Being eligible for Home or EU fees isn’t quite as straightforward as many expats think.  Families assume that having British and/or EU citizenship and owning property in the UK or EU is enough to get an offer as a Home or EU fee payer. It’s not …but read on….!  

Here are some points to help you understand what the universities are looking for when the UCAS applications go in each year:  

  • The universities have to undertake due diligence to identify students who are eligible for a Home OR an EU offer.  
  • Most students who are at school overseas will receive a Fee Status Questionnaire in order to gather the information necessary to assess the student’s eligibility. This document may be extensive to include other categories of students such as asylum seekers or immigrants who may also be eligible as well as expats.  
  • You need to prove that your permanent residence is in one country: the UK OR EU and that you maintain your status by travelling back as a family for extensive periods of time each year to one particular place. (One parent and siblings should be enough).  
  • You will need a permanent home address – only one! You can’t make a case for having a permanent home in say an EU country AND England. Each of the four UK countries has a different fee structure and loan company. Depending upon your offer you may then apply to the relevant loans company. International students are not eligible for student loans.  
  • Initially, the universities look back at the student’s whereabouts for three years prior to the first day of the first academic term. A student applying for 2018 entry will have to show where they lived between 2015 and 2018. If the information is not clear the universities will request information about the student’s whereabouts since birth.  
  • The rules and regulations governing fee status allow for a student to be temporarily based overseas if they maintain strong links to their home by returning for perhaps a month or so each year to one address.  
  • There is provision for the parents being temporarily based overseas due to their work and therefore the student having to be based with the parents.  
  • Each university may ask for a variety of documents as proof of your ‘ordinary residence’ in the UK or EU such as e-tickets in and out, utility bills, property deeds or rental agreements etc even shopping transactions in one place!  
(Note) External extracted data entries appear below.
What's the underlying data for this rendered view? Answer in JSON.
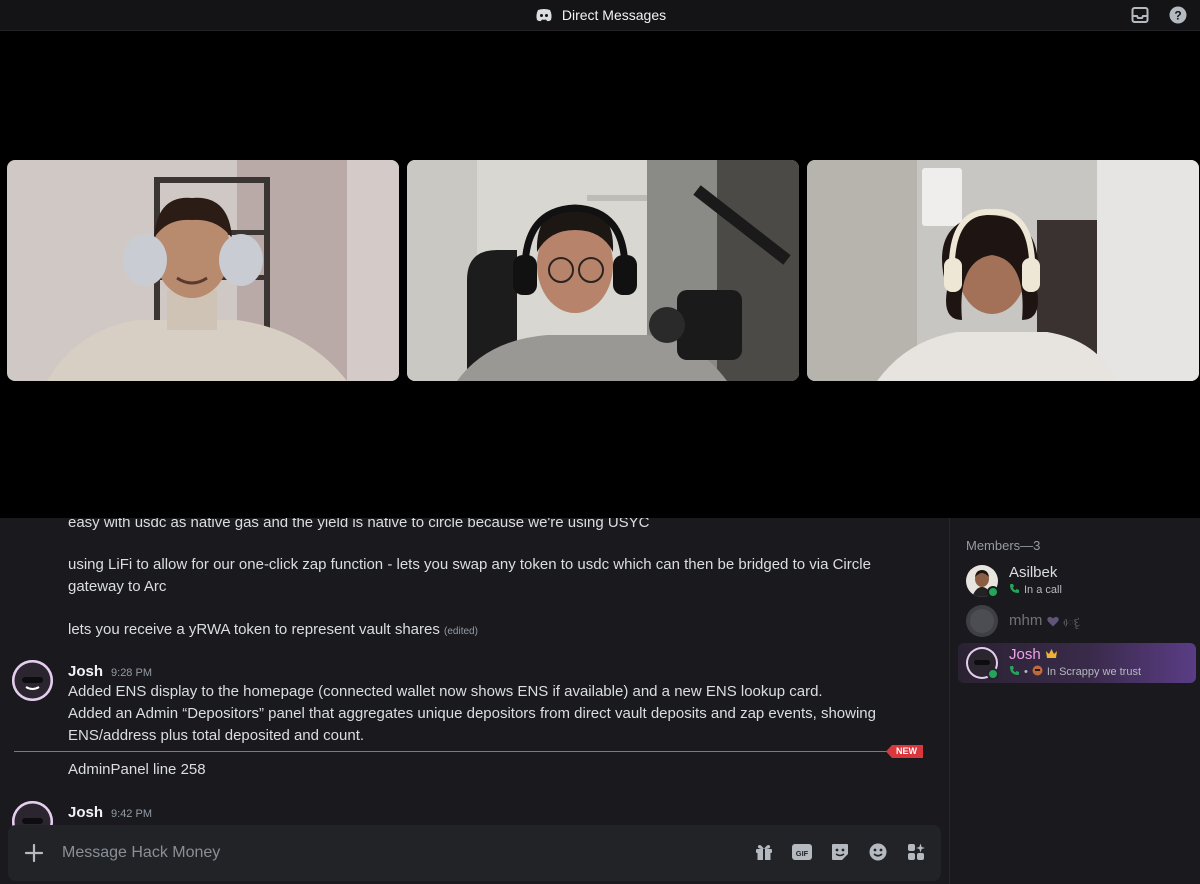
{
  "titlebar": {
    "title": "Direct Messages",
    "left_icon": "discord-logo-icon",
    "right_icons": [
      "inbox-icon",
      "help-icon"
    ]
  },
  "call": {
    "participants": [
      "participant-1-video",
      "participant-2-video",
      "participant-3-video"
    ]
  },
  "messages": {
    "prev_lines": [
      "easy with usdc as native gas and the yield is native to circle because we're using USYC",
      "using LiFi to allow for our one-click zap function - lets you swap any token to usdc which can then be bridged to via Circle gateway to Arc",
      "lets you receive a yRWA token to represent vault shares"
    ],
    "edited_label": "(edited)",
    "msg1": {
      "author": "Josh",
      "time": "9:28 PM",
      "line1": "Added ENS display to the homepage (connected wallet now shows ENS if available) and a new ENS lookup card.",
      "line2": "Added an Admin “Depositors” panel that aggregates unique depositors from direct vault deposits and zap events, showing ENS/address plus total deposited and count."
    },
    "new_badge": "NEW",
    "followup": "AdminPanel line 258",
    "msg2": {
      "author": "Josh",
      "time": "9:42 PM"
    }
  },
  "composer": {
    "placeholder": "Message Hack Money",
    "tools": [
      "gift-icon",
      "gif-icon",
      "sticker-icon",
      "emoji-icon",
      "apps-icon"
    ]
  },
  "members": {
    "heading": "Members—3",
    "list": [
      {
        "name": "Asilbek",
        "status": "In a call"
      },
      {
        "name": "mhm",
        "status": "ᰴદૃ"
      },
      {
        "name": "Josh",
        "status": "In Scrappy we trust"
      }
    ]
  },
  "colors": {
    "accent_green": "#23a55a",
    "new_red": "#da373c",
    "josh_name": "#f0a3e6"
  }
}
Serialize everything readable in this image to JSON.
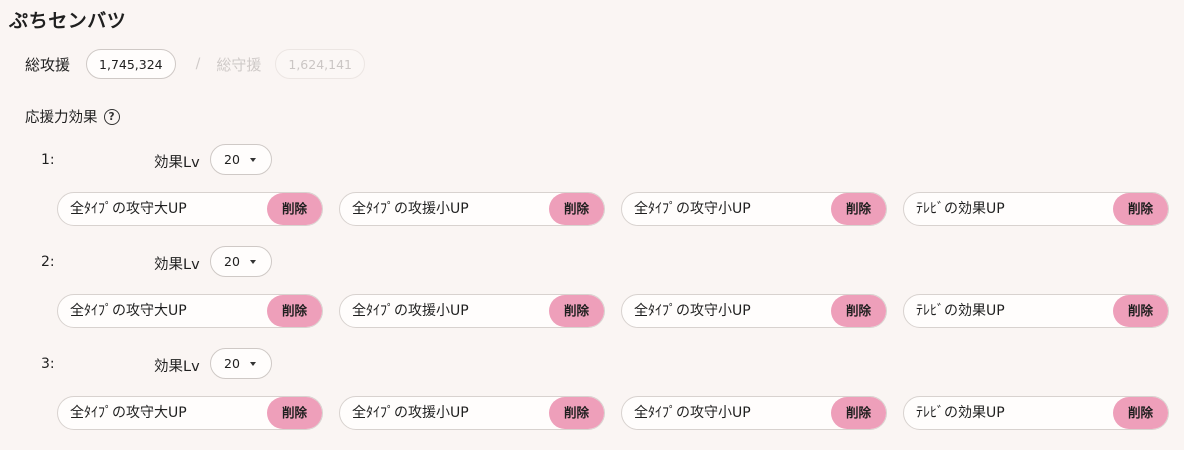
{
  "title": "ぷちセンバツ",
  "totals": {
    "attack_label": "総攻援",
    "attack_value": "1,745,324",
    "separator": "/",
    "defense_label": "総守援",
    "defense_value": "1,624,141"
  },
  "support_effect": {
    "heading": "応援力効果",
    "help_icon": "help-circle-icon",
    "lv_label": "効果Lv",
    "delete_label": "削除",
    "groups": [
      {
        "number": "1:",
        "level": "20",
        "effects": [
          "全ﾀｲﾌﾟの攻守大UP",
          "全ﾀｲﾌﾟの攻援小UP",
          "全ﾀｲﾌﾟの攻守小UP",
          "ﾃﾚﾋﾞの効果UP"
        ]
      },
      {
        "number": "2:",
        "level": "20",
        "effects": [
          "全ﾀｲﾌﾟの攻守大UP",
          "全ﾀｲﾌﾟの攻援小UP",
          "全ﾀｲﾌﾟの攻守小UP",
          "ﾃﾚﾋﾞの効果UP"
        ]
      },
      {
        "number": "3:",
        "level": "20",
        "effects": [
          "全ﾀｲﾌﾟの攻守大UP",
          "全ﾀｲﾌﾟの攻援小UP",
          "全ﾀｲﾌﾟの攻守小UP",
          "ﾃﾚﾋﾞの効果UP"
        ]
      }
    ]
  },
  "colors": {
    "background": "#faf5f3",
    "delete_button": "#ee9fba",
    "border": "#d8d2cf",
    "dim_text": "#cfcac8"
  }
}
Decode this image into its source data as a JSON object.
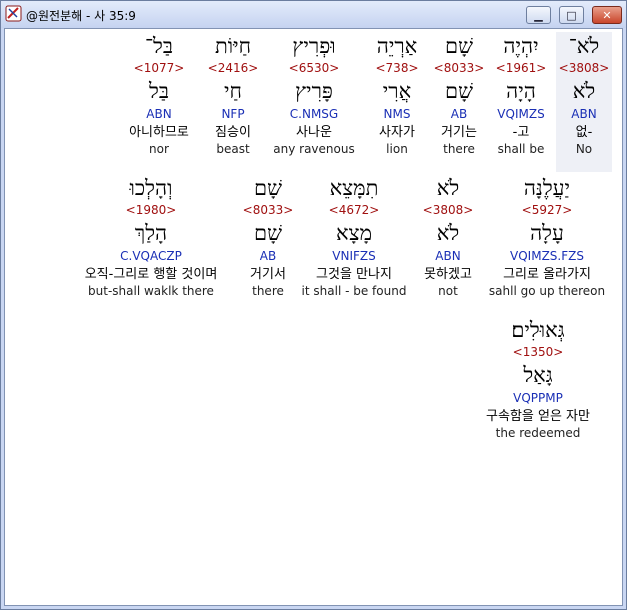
{
  "window": {
    "title": "@원전분해 - 사 35:9",
    "icon": "app-icon",
    "buttons": {
      "minimize": "minimize-icon",
      "maximize": "maximize-icon",
      "close": "close-icon"
    }
  },
  "words": [
    {
      "hebrew": "לֹא־",
      "strong": "<3808>",
      "lemma": "לֹא",
      "morph": "ABN",
      "korean": "없-",
      "english": "No"
    },
    {
      "hebrew": "יִהְיֶה",
      "strong": "<1961>",
      "lemma": "הָיָה",
      "morph": "VQIMZS",
      "korean": "-고",
      "english": "shall be"
    },
    {
      "hebrew": "שָׁם",
      "strong": "<8033>",
      "lemma": "שָׁם",
      "morph": "AB",
      "korean": "거기는",
      "english": "there"
    },
    {
      "hebrew": "אַרְיֵה",
      "strong": "<738>",
      "lemma": "אֲרִי",
      "morph": "NMS",
      "korean": "사자가",
      "english": "lion"
    },
    {
      "hebrew": "וּפְרִיץ",
      "strong": "<6530>",
      "lemma": "פָּרִיץ",
      "morph": "C.NMSG",
      "korean": "사나운",
      "english": "any ravenous"
    },
    {
      "hebrew": "חַיּוֹת",
      "strong": "<2416>",
      "lemma": "חַי",
      "morph": "NFP",
      "korean": "짐승이",
      "english": "beast"
    },
    {
      "hebrew": "בַּל־",
      "strong": "<1077>",
      "lemma": "בַּל",
      "morph": "ABN",
      "korean": "아니하므로",
      "english": "nor"
    },
    {
      "hebrew": "יַעֲלֶנָּה",
      "strong": "<5927>",
      "lemma": "עָלָה",
      "morph": "VQIMZS.FZS",
      "korean": "그리로 올라가지",
      "english": "sahll go up thereon"
    },
    {
      "hebrew": "לֹא",
      "strong": "<3808>",
      "lemma": "לֹא",
      "morph": "ABN",
      "korean": "못하겠고",
      "english": "not"
    },
    {
      "hebrew": "תִמָּצֵא",
      "strong": "<4672>",
      "lemma": "מָצָא",
      "morph": "VNIFZS",
      "korean": "그것을 만나지",
      "english": "it shall - be found"
    },
    {
      "hebrew": "שָׁם",
      "strong": "<8033>",
      "lemma": "שָׁם",
      "morph": "AB",
      "korean": "거기서",
      "english": "there"
    },
    {
      "hebrew": "וְהָלְכוּ",
      "strong": "<1980>",
      "lemma": "הָלַךְ",
      "morph": "C.VQACZP",
      "korean": "오직-그리로 행할 것이며",
      "english": "but-shall waklk there"
    },
    {
      "hebrew": "גְּאוּלִים׃",
      "strong": "<1350>",
      "lemma": "גָּאַל",
      "morph": "VQPPMP",
      "korean": "구속함을 얻은 자만",
      "english": "the redeemed"
    }
  ]
}
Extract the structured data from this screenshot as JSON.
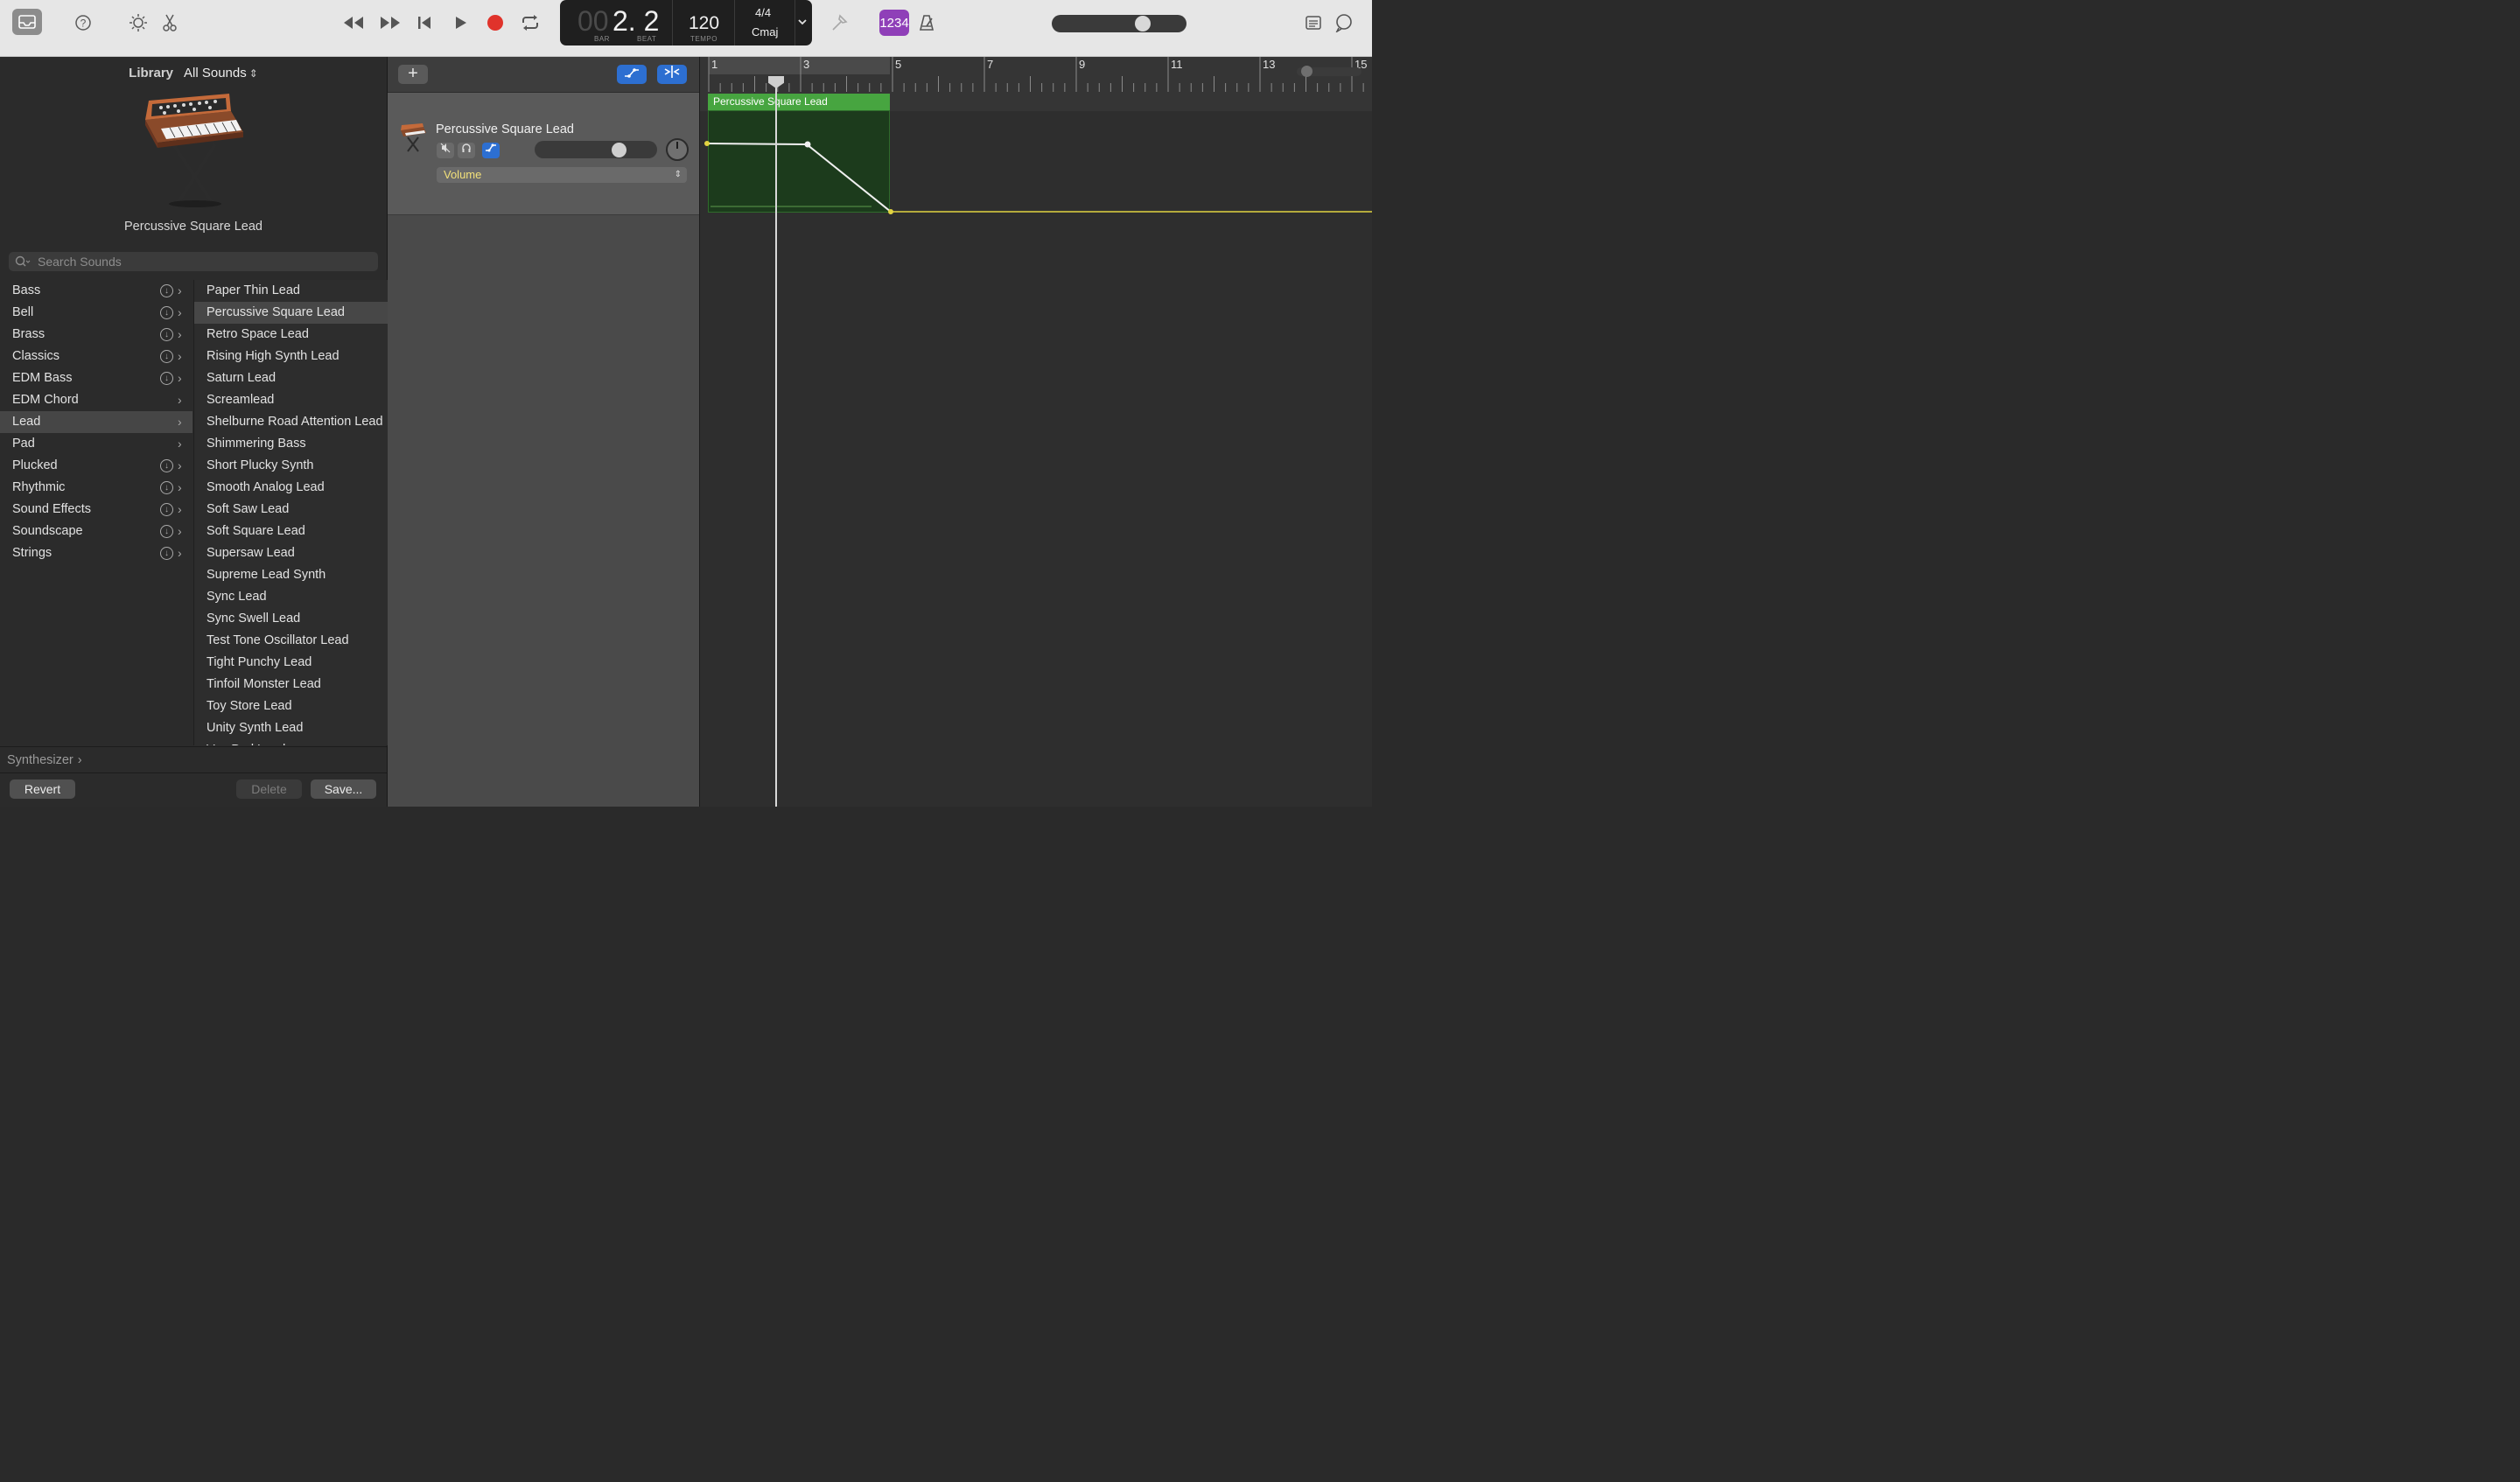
{
  "toolbar": {
    "icons": [
      "library-icon",
      "help-icon",
      "smart-controls-icon",
      "scissors-icon",
      "rewind-icon",
      "fast-forward-icon",
      "go-to-start-icon",
      "play-icon",
      "record-icon",
      "cycle-icon",
      "tuner-icon",
      "count-in-icon",
      "metronome-icon",
      "notepad-icon",
      "loops-icon"
    ],
    "lcd": {
      "bar_prefix": "00",
      "position": "2. 2",
      "bar_label": "BAR",
      "beat_label": "BEAT",
      "tempo": "120",
      "tempo_label": "TEMPO",
      "time_signature": "4/4",
      "key": "Cmaj"
    },
    "count_in_label": "1234",
    "record_color": "#e0332b",
    "count_in_color": "#8f3fb8"
  },
  "library": {
    "title": "Library",
    "filter": "All Sounds",
    "instrument_name": "Percussive Square Lead",
    "search_placeholder": "Search Sounds",
    "categories": [
      {
        "label": "Bass",
        "download": true
      },
      {
        "label": "Bell",
        "download": true
      },
      {
        "label": "Brass",
        "download": true
      },
      {
        "label": "Classics",
        "download": true
      },
      {
        "label": "EDM Bass",
        "download": true
      },
      {
        "label": "EDM Chord",
        "download": false
      },
      {
        "label": "Lead",
        "download": false,
        "selected": true
      },
      {
        "label": "Pad",
        "download": false
      },
      {
        "label": "Plucked",
        "download": true
      },
      {
        "label": "Rhythmic",
        "download": true
      },
      {
        "label": "Sound Effects",
        "download": true
      },
      {
        "label": "Soundscape",
        "download": true
      },
      {
        "label": "Strings",
        "download": true
      }
    ],
    "patches": [
      "Paper Thin Lead",
      "Percussive Square Lead",
      "Retro Space Lead",
      "Rising High Synth Lead",
      "Saturn Lead",
      "Screamlead",
      "Shelburne Road Attention Lead",
      "Shimmering Bass",
      "Short Plucky Synth",
      "Smooth Analog Lead",
      "Soft Saw Lead",
      "Soft Square Lead",
      "Supersaw Lead",
      "Supreme Lead Synth",
      "Sync Lead",
      "Sync Swell Lead",
      "Test Tone Oscillator Lead",
      "Tight Punchy Lead",
      "Tinfoil Monster Lead",
      "Toy Store Lead",
      "Unity Synth Lead",
      "Vox Pad Lead"
    ],
    "selected_patch": "Percussive Square Lead",
    "path": "Synthesizer",
    "revert_label": "Revert",
    "delete_label": "Delete",
    "save_label": "Save..."
  },
  "track": {
    "name": "Percussive Square Lead",
    "automation_param": "Volume",
    "volume_fraction": 0.63
  },
  "timeline": {
    "bar_numbers": [
      "1",
      "3",
      "5",
      "7",
      "9",
      "11",
      "13",
      "15"
    ],
    "region_name": "Percussive Square Lead",
    "region_color": "#47a540",
    "automation_color": "#e1d341"
  }
}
Problems arise when students and parents are not clear about their ‘ordinary residence’. Many expat families that we deal with have multi-national families and could ostensibly make a case for being either UK (Scotland, England, N Ireland or Wales) with regards to their ‘ordinary residence’ as well as perhaps an EU address. I have a number of families that have several properties and/or addresses they could use in the UK and perhaps an alternative property in the EU where they may spend several weeks each year. In this case students are at risk of losing their eligibility by not maintaining links to one particular place – their ‘ordinary residence’!  

Problems also arise as the rules and regulations are open to interpretation and there is no blanket policy across the universities as to information they need from the student. If a university or course is competitive they are likely to have a large team dealing with Fee Status Questionnaires. The outcome from each institution as well as the evidence they ask for varies a great deal.